On PickiPedia (bluegrass wiki - pickipedia.xyz), we've developed a mediawiki extension / middleware that works as an MCP server, and causes all of the contributions from the AI in question to appear as partially grayed out, with a "verify" button. A human can then verify and either confirm the provided source or supply their own.
It started as a fork of a mediawiki MCP server.
It works pretty nicely.
Of course it's only viable in situations where the operator of the LLM is willing to comply / be transparent about that use. So it doesn't address the bulk of the problem on WikiPedia.
But still might be interesting to some:
That's why they're cataloging specific traits that are common in AI-generated text, and only deleting if it either contains very obvious indicators that could never legitimately appear in a real article ("Absolutely! Here is an article written in the style of Wikipedia:") or violates other policies (like missing or incorrect citations).
I'm a embarrassed to be associated with US Millennials who are anti AI.

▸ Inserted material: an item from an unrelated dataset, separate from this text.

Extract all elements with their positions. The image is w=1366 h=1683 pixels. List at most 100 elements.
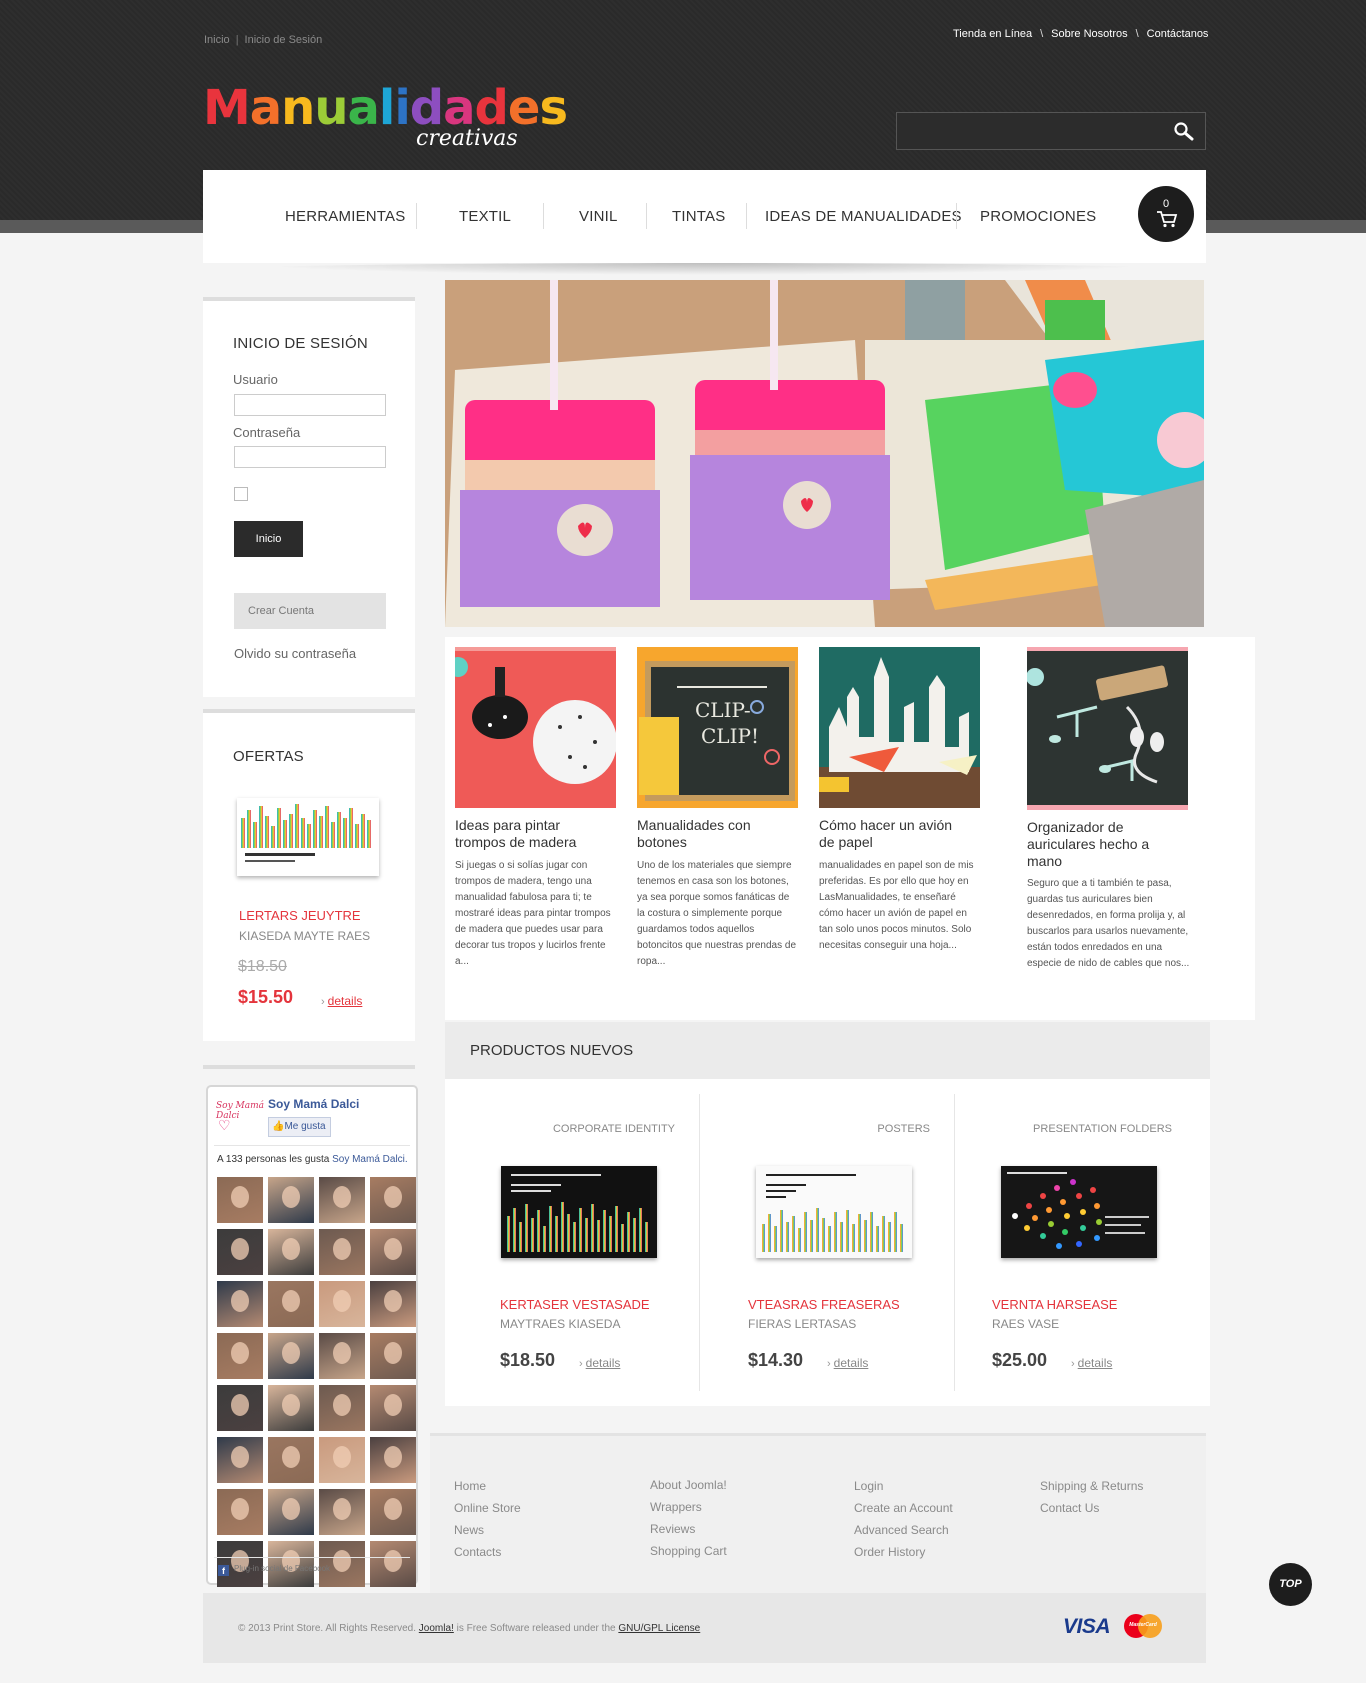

No one cares if you tie your legs together and finish a marathon in 12 hours. Just finish it in 3. Its more impressive.
EDIT:
I suppose people missed the first sentence:
>Isn't having a source the only thing that should be required.
>Isn't having a source the only thing that should be required.
>Isn't having a source the only thing that should be required.
And AI still can make up things, which might be fine in some random internet-comment, or some irrelevant article about something irrelevant happening somewhere in the world, but not with a knowledge-vault like Wikipedia.
And, we are talking here about Wikipedia. They are not just checking for AI, they are checking everything from everyone and have many many rules to ensure a certain level of quality. They can't check everything at once and fetch all problems immediately, but they are working step by step and over time.
> I'm a embarrassed to be associated with US Millennials who are anti AI.
You should be embarrassed for making such a statement.
No, referencing and discussing it properly whilst retaining the tone and inferred meaning are equally as important. I can cite anything as a source that I want, but if I use it incorrectly or my analysis misses the point of the source then the reference source itself is pointless.
It's not inherently bad, but if something was written with AI the chances that it is low effort crap are much much much higher than if someone actually spent time and effort on it.